KIBRIS

Dipkarpaz'da kadınların üretimlerinin satışı için merkez oluşturuluyor

Seçim sonuçlarını değerlendiren birçok kişi kendi arzuladığı hükümet formülünü “ideal” olarak yansıtırken, bunu da halkın iradesine dayandırıp kendisini haklılaştırmaya çalışıyor.

Seçimlerin neticesine bakıldığında, “halkın iradesi” ya da “halkın mesajı”, güçlü hükümet olarak değerlendiriliyor. Ve bu güçlüyü de rakamlar fazla olmak şeklinde algılanıyor.

UBP’nin 21, CTP’nin 12, HP’nin 9, DP’nin 3, TDP’nin 3 ve YDP’nin 2 milletvekili çıkarmasıyla, mecliste temsil edilen parti sayısı 4’ten 6’ya yükseldi.

Bu sonuç rakamsal olarak güçlü hükümet algısını yansıtmıyor. Eğer seçmen milletvekili sayısı fazla olan partilerden oluşan bir hükümet mesajı verecek olsaydı, barajı bu kadar parti geçmezdi.

Halkın Partisi, UBP ile hükümet kurmayacağını açıklamasının ardından bana ilginç gelen bir suçlamaya tabi tutuluyor.

Halkın iradesi UBP-HP hükümetini işaret etmiş ve UBP ile hükümet kurmak HP’nin göreviymiş, halkın iradesine ihanet etmemeliymiş şeklinde eleştirilerin hızı kesilmiyor.

HP, eğer UBP ile hükümet kurarsa, elbette aritmetik olarak rahat bir hükümet kurulur. Rakamlara baktığımızda sorun yok da ruhlara baktığımızda aynı değil.

Bence, HP, UBP ile hükümet kurmamakla seçmene ihanet etmez, seçmenin iradesine de saygısızlık etmez. Seçim öncesini hafızalardan silip bugüne bakmak ne kadar doğrudur, bunu düşünmek gerek. “UBP’den hesap soracağı için kendisine oy verenlere ihanet olmaz mı UBP ile hükümet kurmak” Bir de bu açıdan bakmak gerek diye düşünüyorum.

O zaman ne olacak sorusunun yanıtı UBP-DP-YDP ya da CTP-HP-DP-TDP koalisyon hükümetlerindedir.

İstikrardan, hükümet ömrünün uzunluğu algılanıyorsa bu hedefe hizmet edecek en iyi formül, UBP-DP-YDP koalisyonudur…

İki partili koalisyonlarda kısa ömürlü hükümetler yaşanırken üçlü ya da dörtlü hükümetle işimizin daha zor olduğunu savunanları anlamaya çalışırken, uzlaşmayı denemeden ayrışmayı düşünür, pozitif yerine negatif bakışımızı baskın gelir durumda görüyorum kendimizi.

Hiçbir seçenek, son yıllarda bulunan hükümet formüllerinden daha kötü değildir.

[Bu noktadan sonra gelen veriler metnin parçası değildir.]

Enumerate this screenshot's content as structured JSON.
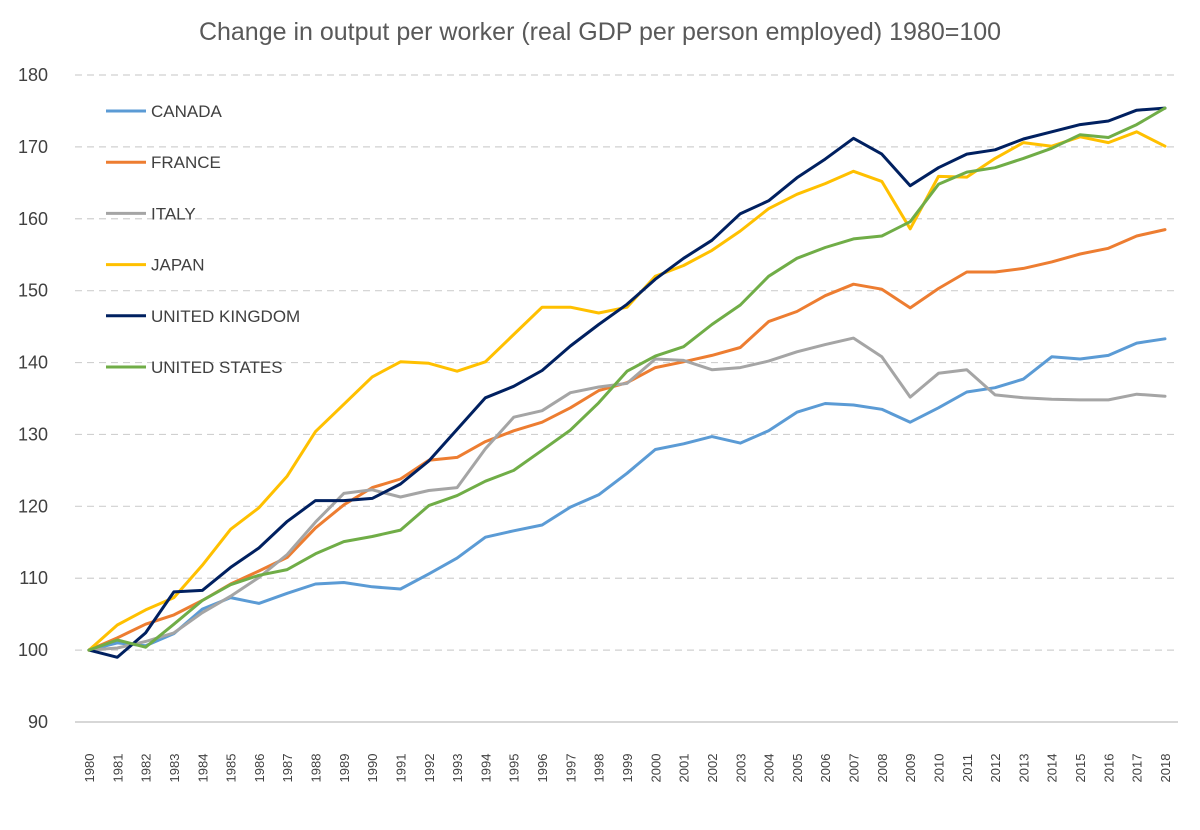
{
  "chart_data": {
    "type": "line",
    "title": "Change in output per worker (real GDP per person employed) 1980=100",
    "xlabel": "",
    "ylabel": "",
    "ylim": [
      90,
      180
    ],
    "yticks": [
      90,
      100,
      110,
      120,
      130,
      140,
      150,
      160,
      170,
      180
    ],
    "grid": true,
    "legend_position": "top-left",
    "categories": [
      "1980",
      "1981",
      "1982",
      "1983",
      "1984",
      "1985",
      "1986",
      "1987",
      "1988",
      "1989",
      "1990",
      "1991",
      "1992",
      "1993",
      "1994",
      "1995",
      "1996",
      "1997",
      "1998",
      "1999",
      "2000",
      "2001",
      "2002",
      "2003",
      "2004",
      "2005",
      "2006",
      "2007",
      "2008",
      "2009",
      "2010",
      "2011",
      "2012",
      "2013",
      "2014",
      "2015",
      "2016",
      "2017",
      "2018"
    ],
    "series": [
      {
        "name": "CANADA",
        "color": "#5B9BD5",
        "values": [
          100,
          101.0,
          100.6,
          102.3,
          105.7,
          107.3,
          106.5,
          107.9,
          109.2,
          109.4,
          108.8,
          108.5,
          110.6,
          112.8,
          115.7,
          116.6,
          117.4,
          119.9,
          121.6,
          124.6,
          127.9,
          128.7,
          129.7,
          128.8,
          130.5,
          133.1,
          134.3,
          134.1,
          133.5,
          131.7,
          133.7,
          135.9,
          136.5,
          137.7,
          140.8,
          140.5,
          141.0,
          142.7,
          143.3
        ]
      },
      {
        "name": "FRANCE",
        "color": "#ED7D31",
        "values": [
          100,
          101.7,
          103.6,
          104.9,
          106.9,
          109.2,
          111.0,
          112.9,
          117.0,
          120.2,
          122.6,
          123.8,
          126.4,
          126.8,
          129.0,
          130.5,
          131.7,
          133.7,
          136.1,
          137.2,
          139.3,
          140.1,
          141.0,
          142.1,
          145.7,
          147.1,
          149.3,
          150.9,
          150.2,
          147.6,
          150.3,
          152.6,
          152.6,
          153.1,
          154.0,
          155.1,
          155.9,
          157.6,
          158.5
        ]
      },
      {
        "name": "ITALY",
        "color": "#A5A5A5",
        "values": [
          100,
          100.3,
          101.2,
          102.4,
          105.2,
          107.5,
          110.1,
          113.3,
          117.8,
          121.8,
          122.3,
          121.3,
          122.2,
          122.6,
          128.0,
          132.4,
          133.3,
          135.8,
          136.6,
          137.1,
          140.5,
          140.3,
          139.0,
          139.3,
          140.2,
          141.5,
          142.5,
          143.4,
          140.8,
          135.2,
          138.5,
          139.0,
          135.5,
          135.1,
          134.9,
          134.8,
          134.8,
          135.6,
          135.3
        ]
      },
      {
        "name": "JAPAN",
        "color": "#FFC000",
        "values": [
          100,
          103.5,
          105.6,
          107.3,
          111.8,
          116.8,
          119.8,
          124.2,
          130.4,
          134.2,
          138.0,
          140.1,
          139.9,
          138.8,
          140.1,
          143.9,
          147.7,
          147.7,
          146.9,
          147.7,
          152.0,
          153.5,
          155.6,
          158.3,
          161.4,
          163.4,
          164.9,
          166.6,
          165.2,
          158.6,
          165.9,
          165.8,
          168.4,
          170.6,
          170.1,
          171.4,
          170.6,
          172.1,
          170.1
        ]
      },
      {
        "name": "UNITED KINGDOM",
        "color": "#002060",
        "values": [
          100,
          99.0,
          102.4,
          108.1,
          108.3,
          111.5,
          114.2,
          117.9,
          120.8,
          120.8,
          121.1,
          123.1,
          126.3,
          130.7,
          135.1,
          136.7,
          138.9,
          142.3,
          145.3,
          148.1,
          151.6,
          154.5,
          157.0,
          160.7,
          162.5,
          165.7,
          168.3,
          171.2,
          169.0,
          164.6,
          167.1,
          169.0,
          169.6,
          171.1,
          172.1,
          173.1,
          173.6,
          175.1,
          175.4
        ]
      },
      {
        "name": "UNITED STATES",
        "color": "#70AD47",
        "values": [
          100,
          101.4,
          100.4,
          103.6,
          106.9,
          109.1,
          110.4,
          111.2,
          113.4,
          115.1,
          115.8,
          116.7,
          120.1,
          121.5,
          123.5,
          125.0,
          127.8,
          130.6,
          134.4,
          138.8,
          140.9,
          142.2,
          145.3,
          148.0,
          152.0,
          154.5,
          156.0,
          157.2,
          157.6,
          159.6,
          164.8,
          166.5,
          167.1,
          168.4,
          169.8,
          171.7,
          171.3,
          173.1,
          175.4
        ]
      }
    ]
  }
}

Barajı geçen partilerin sayısındaki artışın altından başka sonuçlar arayarak, seçmenin mesajını farklı pencerelerden de okumayı denemeliyiz.

Ben mecliste temsil edilen partilerin sayısının artmasını, eğer ideolojik duruş olarak çeşitlilik sağlanabiliyorsa demokrasi zenginliği olarak görüyorum. Mecliste temsil edilen görüşlerin yetersizliği böyle bir sonucu doğurmuştur ve mevcutlardan daha fazla ses yüzde 5’lik barajı geçecek kadar bir ideolojik yenilik ve farklılık var demektir.

Sağ kanat partileri UBP ve DP’nin bıraktığı boşluk, YDP’yi meclise taşıdı. Diğer taraftan kurulduğu günden beri sağ mı yoksa sol bir parti mi tartışmalarını bugüne kadar tartıştıran HP sayesinde, ideolojileri sorgulatan ve sağ-sol ayrışmasına karşı duruş sergileyen bir kitlenin de çoğalmaya başladığını gösterdi. Bu da her iki kanadın zaaflarının bir eseridir.

Bu nedenle mecliste oluşan bu çok sesliliği iyi değerlendirmek ve uzlaşı kültürünü meclise taşımamız gerek diye düşünüyorum.

Bana göre halkın siyasi partilere verdiği mesaj: Size bu ülkeyi tek başınıza yönetmek için güvenmiyorum, eğer hükümette yer almak istiyorsanız, uzlaşmayı ve birlikte hareket etmeyi öğrenmeniz gerekir.